Secondly, the authority for share distribution. The lead underwriter still controls the majority of the share allocation decisions, independently filtering which investors can participate in the subscription.
Next is risk bearing. SpaceX adopted a full underwriting model, with the investment bank signing a contract to take on all the issued shares for external distribution. If market demand collapses and subscriptions are insufficient, all unsold shares are assumed by the investment bank, and SpaceX does not need to bear the loss. On-chain platforms cannot take on such massive bottom-line risks.
Finally, market stability. During the initial period of listing, when stock prices are highly volatile, the lead underwriter can exercise the green shoe option to moderately oversell shares and then repurchase in the secondary market to curb price surges and drops. Following SpaceX's listing, Morgan Stanley is responsible for post-listing stabilization operations. This business requires a substantial balance sheet and a professional market-making team, which only investment banks can provide at this stage.
Aside from these, all other segments of the entire listing process have been taken on by new market channels that are more cost-effective, longer in trading duration, and completely transparent.
Blockchain pricing channels have validated their own value, capable of continuously calculating the valuation of companies planning to go public at all times, with efficiency far exceeding traditional investment banks. SpaceX's significantly oversubscribed amount resulted in a first-day price increase of nearly 19%, representing a textbook-level listing scenario, sufficient to prove the effectiveness of these new pricing channels.
The traditional IPO model has been thoroughly broken down, with each function handed over to the most efficient channel, and similar divisions of labor are occurring across various industries. The earlier article "Reconstructing Primary Market Valuation" mentioned that the market no longer waits for investment banks to provide valuations for private companies. Investment banks, which once monopolized two core businesses of pricing and share delivery, can no longer rely on these two standardized services to earn high fees in the new listing system.
Will Investment Banks' IPO Business Income Completely Shrink?
Not at all. SpaceX's underwriting fee rate of only 0.67% is not the core source of income for investment banks.
Based on the first-day price increase, SpaceX raised $75 billion, resulting in an unrealized profit of about $14 billion on that day. Most investors able to share in this profit are existing clients of the underwriting investment banks. Investment banks cannot directly stockpile shares, but they will strive to secure premium IPO allocations for clients to earn high trading commissions.

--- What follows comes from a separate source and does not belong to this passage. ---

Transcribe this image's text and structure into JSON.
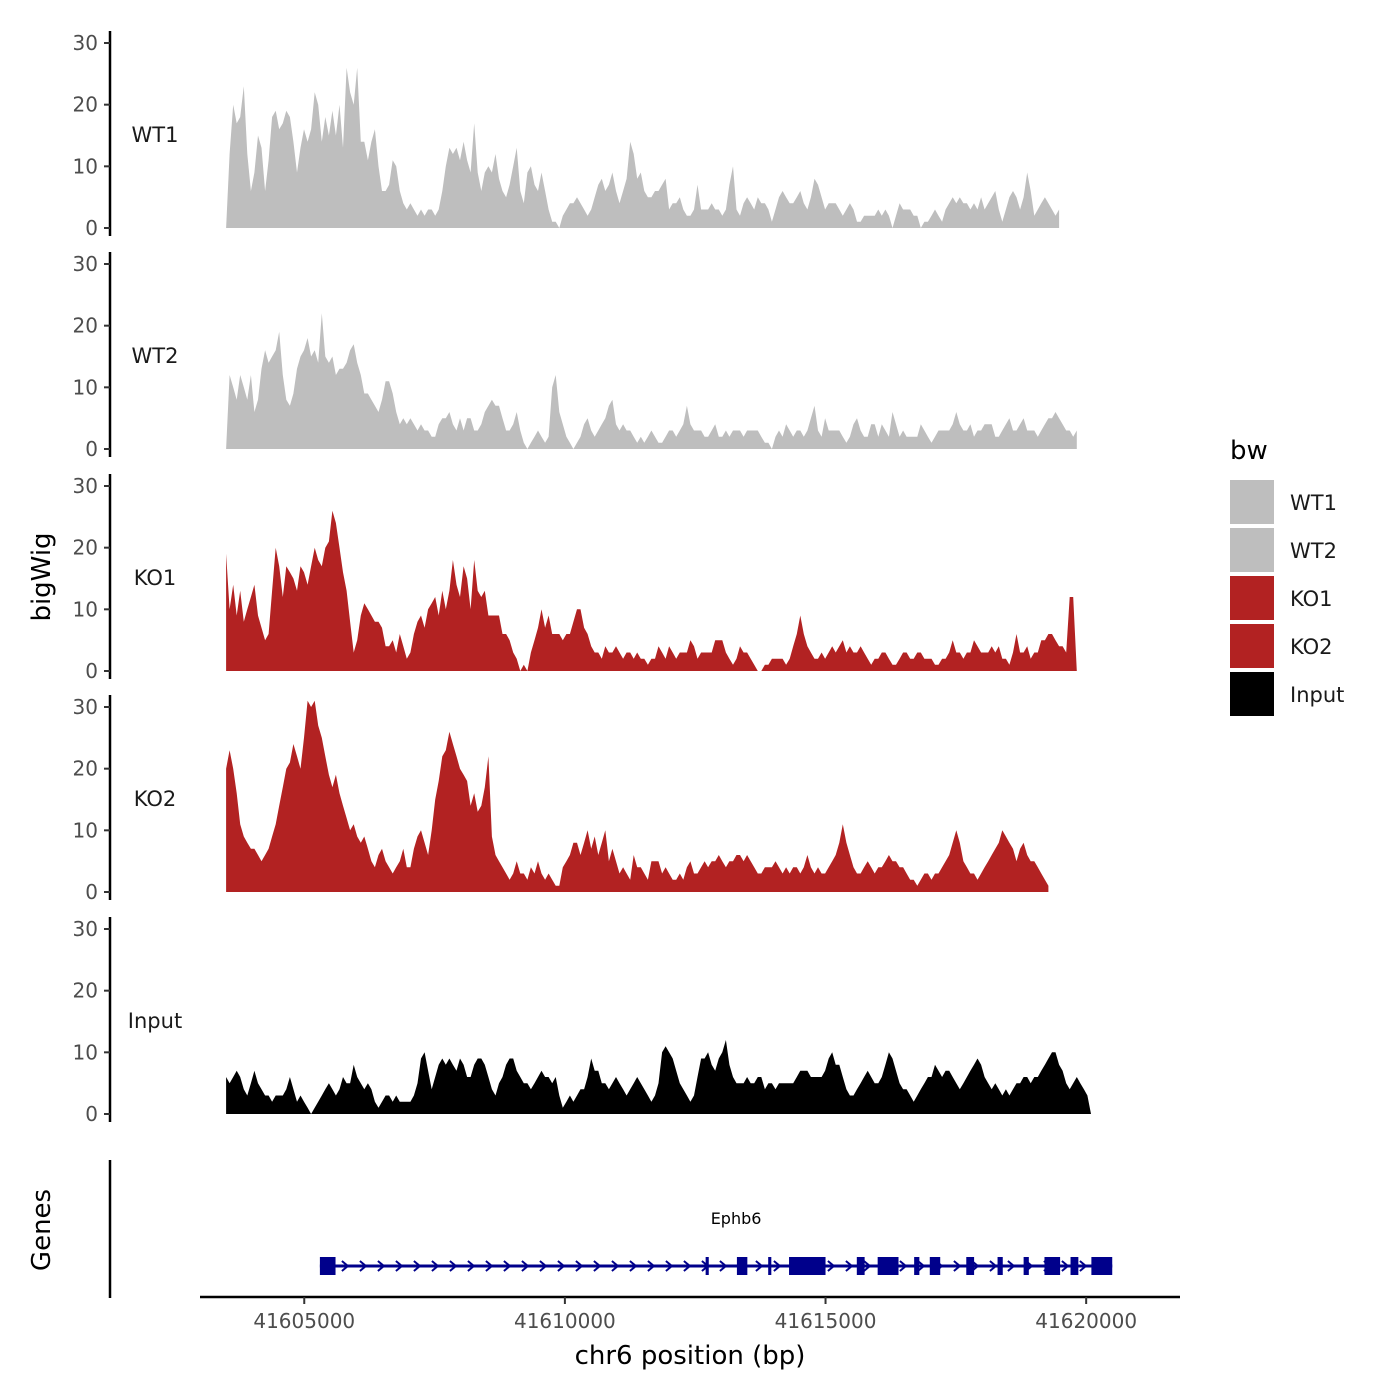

This is also the core reason why the low fee rate of 0.67% still attracted nearly twenty investment banks to compete for underwriting positions. The underwriting service fee has become a secondary income; share distribution rights, client-derived trading commissions, and long-term wealth management businesses are the core pursuits for investment banks in project competition.
The profit logic of investment banks is evolving from standardized, replaceable pricing services to scarce resources—IPO share subscription channels.